Não acho que o Prego na Testa seja pessimista e, sim, um confronto com o modo de vida da classe média, suas contradições e sua perspectiva assustada diante das mudanças sociais sobre as quais não tem – ou não quer ter – domínio. Por outro lado, percebo, sim, uma certa desilusão entre artistas, humoristas diante da falta de visão crítica da realidade que percorre algumas pessoas, a mídia, os intelectuais e, por consequência, as obras artísticas. Não vejo nada disso como dificuldade, pois quando escolhi ser artista sabia que tinha escolhido um caminho onde a ousadia e a coragem seriam necessárias. O mais importante é observar ao máximo a realidade, analisar o contexto, ter sensibilidade de aprender a cada momento para ter o poder expressivo que levante dúvidas que toque a alma do público.

A tecnologia pode ser uma aliada ou uma inimiga do humor?

A tecnologia veio mais para abrir caminhos que para anular espaços conquistados. O humor ganhou velocidade e, acredito, se democratizou mais, onde várias pessoas fazem piadas e comentários cômicos pelas redes sociais. Talvez o que ainda assuste é que muitos confundem humor com agressão ou humilhação, mas acredito que com o tempo todos iremos aprender a lidar com essa comunicação. Aliás, a própria forma expressiva vai gerando parâmetros e se estabelecendo naquilo que, apesar de ser um jogo complexo de relações, possibilitará novas convenções sociais que ainda serão assimiladas.

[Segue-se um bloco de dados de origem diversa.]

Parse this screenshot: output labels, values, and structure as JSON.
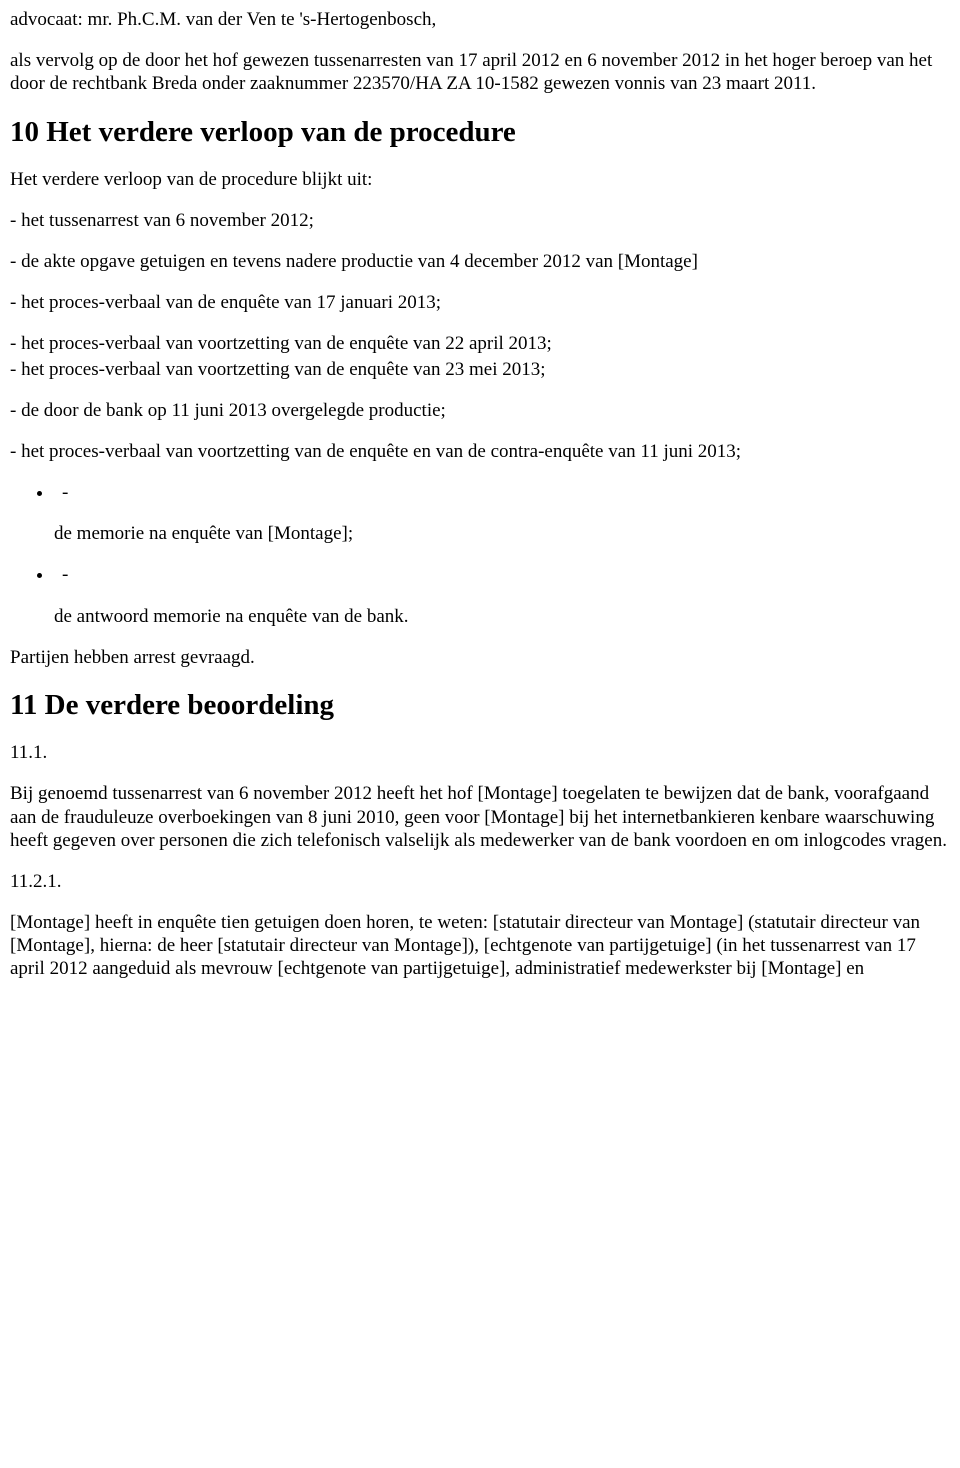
{
  "intro": {
    "p1": "advocaat: mr. Ph.C.M. van der Ven te 's-Hertogenbosch,",
    "p2": "als vervolg op de door het hof gewezen tussenarresten van 17 april 2012 en 6 november 2012 in het hoger beroep van het door de rechtbank Breda onder zaaknummer 223570/HA ZA 10-1582 gewezen vonnis van 23 maart 2011."
  },
  "section10": {
    "heading": "10 Het verdere verloop van de procedure",
    "lead": "Het verdere verloop van de procedure blijkt uit:",
    "items": [
      "- het tussenarrest van 6 november 2012;",
      "- de akte opgave getuigen en tevens nadere productie van 4 december 2012 van [Montage]",
      "- het proces-verbaal van de enquête van 17 januari 2013;"
    ],
    "pair1a": "- het proces-verbaal van voortzetting van de enquête van 22 april 2013;",
    "pair1b": "- het proces-verbaal van voortzetting van de enquête van 23 mei 2013;",
    "item5": "- de door de bank op 11 juni 2013 overgelegde productie;",
    "item6": "- het proces-verbaal van voortzetting van de enquête en van de contra-enquête van 11 juni 2013;",
    "bullet1_marker": "-",
    "bullet1_text": "de memorie na enquête van [Montage];",
    "bullet2_marker": "-",
    "bullet2_text": "de antwoord memorie na enquête van de bank.",
    "closing": "Partijen hebben arrest gevraagd."
  },
  "section11": {
    "heading": "11 De verdere beoordeling",
    "s11_1_num": "11.1.",
    "s11_1_body": "Bij genoemd tussenarrest van 6 november 2012 heeft het hof [Montage] toegelaten te bewijzen dat de bank, voorafgaand aan de frauduleuze overboekingen van 8 juni 2010, geen voor [Montage] bij het internetbankieren kenbare waarschuwing heeft gegeven over personen die zich telefonisch valselijk als medewerker van de bank voordoen en om inlogcodes vragen.",
    "s11_2_1_num": "11.2.1.",
    "s11_2_1_body": "[Montage] heeft in enquête tien getuigen doen horen, te weten: [statutair directeur van Montage] (statutair directeur van [Montage], hierna: de heer [statutair directeur van Montage]), [echtgenote van partijgetuige] (in het tussenarrest van 17 april 2012 aangeduid als mevrouw [echtgenote van partijgetuige], administratief medewerkster bij [Montage] en"
  }
}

Uma parceria com os Satyros no palco finalmente. O que de novo o Rodolfo trouxe para o espetáculo? Ele que tem um pé muito forte na encenação, no visual…

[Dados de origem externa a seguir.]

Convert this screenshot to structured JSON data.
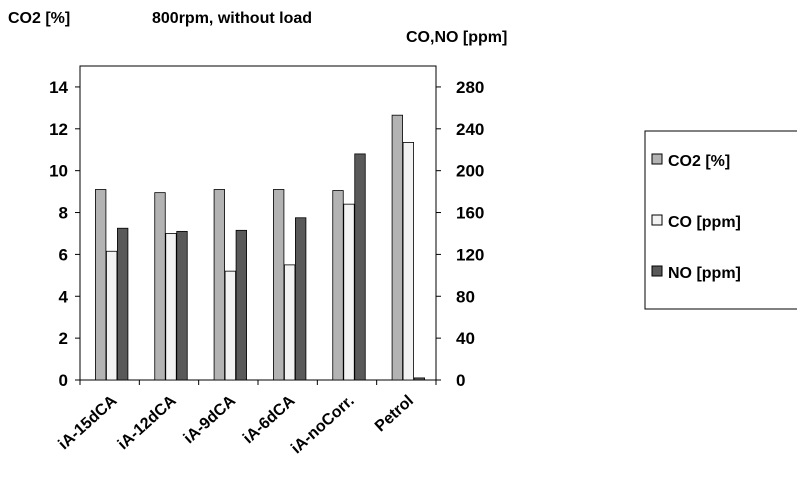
{
  "chart_data": {
    "type": "bar",
    "title": "800rpm, without load",
    "ylabel_left": "CO2 [%]",
    "ylabel_right": "CO,NO [ppm]",
    "categories": [
      "iA-15dCA",
      "iA-12dCA",
      "iA-9dCA",
      "iA-6dCA",
      "iA-noCorr.",
      "Petrol"
    ],
    "ylim_left": [
      0,
      15
    ],
    "yticks_left": [
      "0",
      "2",
      "4",
      "6",
      "8",
      "10",
      "12",
      "14"
    ],
    "ylim_right": [
      0,
      300
    ],
    "yticks_right": [
      "0",
      "40",
      "80",
      "120",
      "160",
      "200",
      "240",
      "280"
    ],
    "grid": false,
    "legend_position": "right",
    "series": [
      {
        "name": "CO2 [%]",
        "axis": "left",
        "color": "#b3b3b3",
        "values": [
          9.1,
          8.95,
          9.1,
          9.1,
          9.05,
          12.65
        ]
      },
      {
        "name": "CO [ppm]",
        "axis": "right",
        "color": "#f2f2f2",
        "values": [
          123,
          140,
          104,
          110,
          168,
          227
        ]
      },
      {
        "name": "NO [ppm]",
        "axis": "right",
        "color": "#595959",
        "values": [
          145,
          142,
          143,
          155,
          216,
          2
        ]
      }
    ]
  }
}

A parceria entre Parlapatões e Satyros finalmente ganha uma encenação! Nossa proximidade ultrapassa a batalha cotidiana pela Praça Roosevelt e se consolidou em vários projetos, em especial, pela criação da SP Escola de Teatro. Essa integração artística é resultado de um sentido estético que vai além da blague entre forma e conteúdo para centrar-se no sentido social, político e histórico do teatro. Em Eu Cão Eu, Rodolfo criou um ambiente fortíssimo para a primeira leitura do texto feita pelo Gustavo Machado. Eu queria que o Gustavo fizesse a peça, mas a agenda dele, lotada de compromissos, não permitia. Até que o Rodolfo me convenceu de que deveria ser eu mesmo. Nos ensaios, o Rodolfo foi, aos poucos, retirando os recursos de apoio e jogando cada vez com a crueza da cena. A interpretação foi trazida à tona e os elementos visuais foram sendo abandonados. Fiquei um pouco surpreso, confesso, mas entendi o processo de ensaios como o treino para um salto mortal, que muito se quer e muito teme, mas que dá imenso prazer em realizar.